Gavin chips in: “I think that would be more of a problem if we’d been identical.
“I’m quite glad we aren’t – though we could have had fun with it and played some pranks!
“But not looking completely the same gives us a stronger sense of our own personality.”
And what’s the best part of being a twin?
“Just always having someone there for you,” says Callum. “Even if you’ve had a bad day at school, you’re never alone.”
But does familiarity ever breed contempt, even in twins? Will the little ones just starting school have to be careful they don’t have too much of a good thing?
“I guess there is a point where you spend too much time with someone, and we can get a bit irritated with each other sometimes,” admits Callum. “That does happen quite a lot!”
Gavin points out things are
easier now they’re in secondary school. “In primary we spent every minute of the day together,” he says. “But now if we’re annoyed with each other we can get more space, which helps.”
With all those tiny twins just starting out, the boys have some positive words for them.
“It’s always better to be a twin,” declares Callum. “It might be boring without a twin, not really having someone to chat to.”
“Yep,” agrees Gavin. “Being a twin is definitely a bonus!”

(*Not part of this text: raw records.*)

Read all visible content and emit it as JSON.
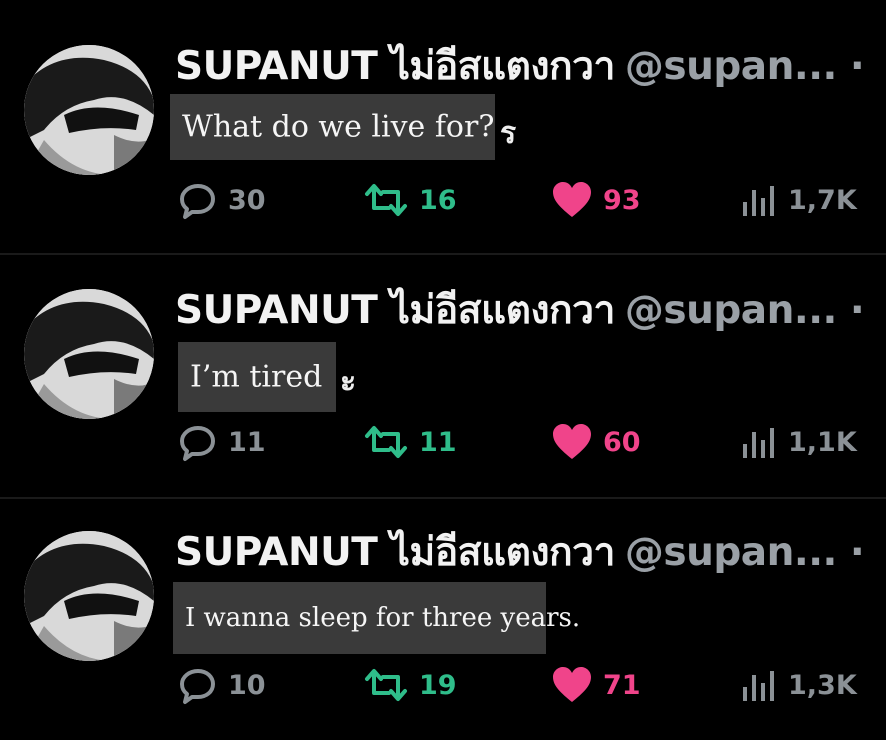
{
  "tweets": [
    {
      "display_name": "SUPANUT ไม่อีสแตงกวา",
      "handle": "@supan... ·",
      "text": "What do we live for?",
      "trailing_char": "ร",
      "replies": "30",
      "retweets": "16",
      "likes": "93",
      "views": "1,7K"
    },
    {
      "display_name": "SUPANUT ไม่อีสแตงกวา",
      "handle": "@supan... ·",
      "text": "I’m tired",
      "trailing_char": "ะ",
      "replies": "11",
      "retweets": "11",
      "likes": "60",
      "views": "1,1K"
    },
    {
      "display_name": "SUPANUT ไม่อีสแตงกวา",
      "handle": "@supan... ·",
      "text": "I wanna sleep for three years.",
      "trailing_char": "",
      "replies": "10",
      "retweets": "19",
      "likes": "71",
      "views": "1,3K"
    }
  ],
  "icons": {
    "reply": "reply-icon",
    "retweet": "retweet-icon",
    "like": "heart-icon",
    "views": "views-icon"
  },
  "colors": {
    "background": "#000000",
    "retweet": "#2fbd8a",
    "like": "#f0448a",
    "muted": "#8b9196",
    "textbox": "#3a3a3a"
  }
}
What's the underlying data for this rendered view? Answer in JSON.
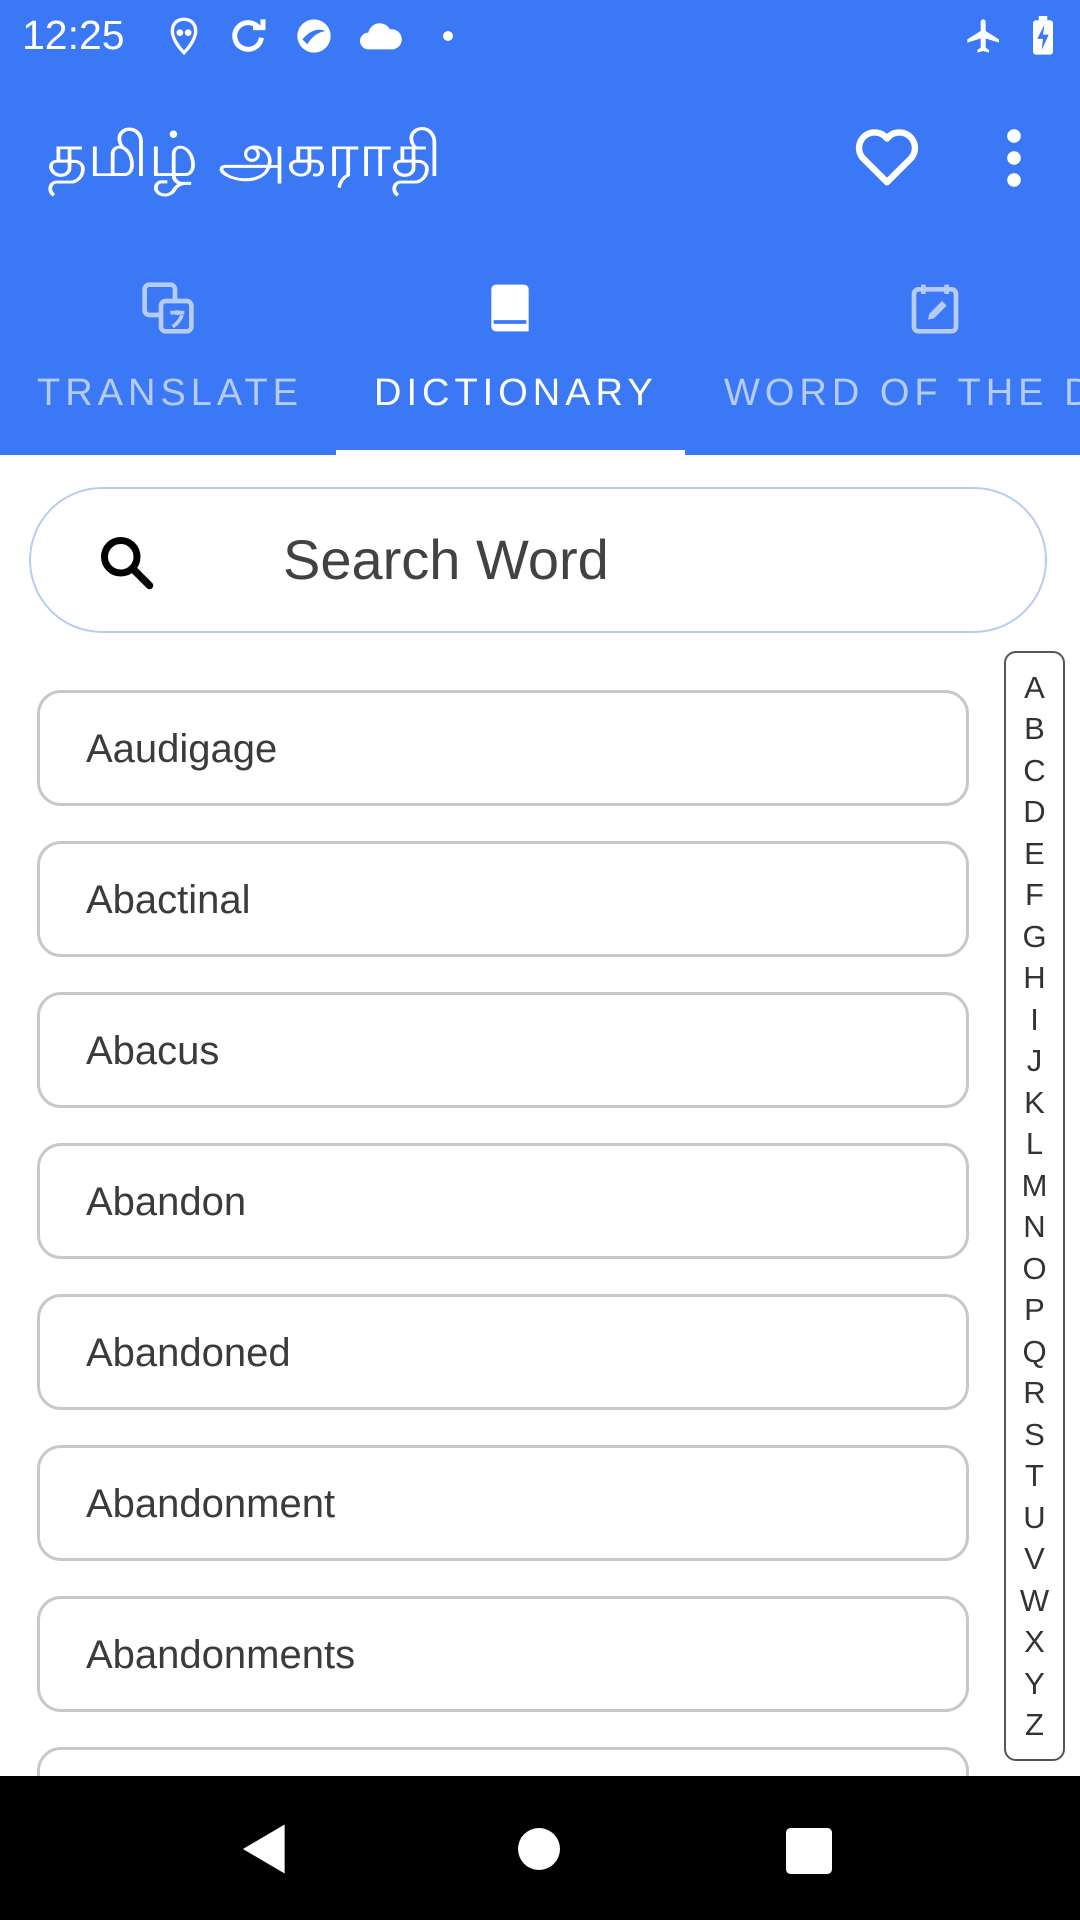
{
  "status_bar": {
    "time": "12:25",
    "icons": [
      "alien-notification-icon",
      "sync-icon",
      "vpn-app-icon",
      "cloud-icon",
      "dot-icon",
      "airplane-mode-icon",
      "battery-charging-icon"
    ]
  },
  "app_bar": {
    "title": "தமிழ் அகராதி",
    "favorite_icon": "heart-outline-icon",
    "more_icon": "more-vert-icon"
  },
  "tabs": [
    {
      "label": "TRANSLATE",
      "icon": "translate-icon",
      "active": false
    },
    {
      "label": "DICTIONARY",
      "icon": "book-icon",
      "active": true
    },
    {
      "label": "WORD OF THE D",
      "icon": "calendar-edit-icon",
      "active": false
    }
  ],
  "search": {
    "placeholder": "Search Word",
    "icon": "search-icon"
  },
  "words": [
    "Aaudigage",
    "Abactinal",
    "Abacus",
    "Abandon",
    "Abandoned",
    "Abandonment",
    "Abandonments",
    ""
  ],
  "alphabet": [
    "A",
    "B",
    "C",
    "D",
    "E",
    "F",
    "G",
    "H",
    "I",
    "J",
    "K",
    "L",
    "M",
    "N",
    "O",
    "P",
    "Q",
    "R",
    "S",
    "T",
    "U",
    "V",
    "W",
    "X",
    "Y",
    "Z"
  ],
  "nav_bar": {
    "back_icon": "back-triangle-icon",
    "home_icon": "home-circle-icon",
    "recents_icon": "recents-square-icon"
  },
  "colors": {
    "primary": "#3b78f5",
    "inactive_tab": "#b6ccf7",
    "search_border": "#b5cdf0",
    "item_border": "#c8c8c8"
  }
}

At the other end of the school scale the mum of one of the country’s most twin-tastic families has just seen her youngest pair off to nursery.
Karen Rodger became world famous after The Sunday Post exclusively revealed she was having her THIRD set of twins.
Now Rowan and Isla have just turned three and
on Wednesday had their first day at nursery.
“The past three years have flown in and it’s hard to believe they’re now at nursery,” says dance lecturer Karen, 44.
“I’m only too aware that the next big step is school. But they were definitely ready for it, ready to spread their wings. It’s great that they’re with other kids they’ll go to school with.”
The girls go three mornings a week to a nursery near the family home in Bishopton, Renfrewshire, and also the on-campus nursery at Karen’s work in Easterhouse, Glasgow.
The fact that the girls have very different characters was evident by the nursery planning.
“They’re very happy natured but Rowan’s more of the joker while Isla’s a bit more serious,” adds Karen. “And Rowan always has to have a princess outfit, so she needed that for nursery.”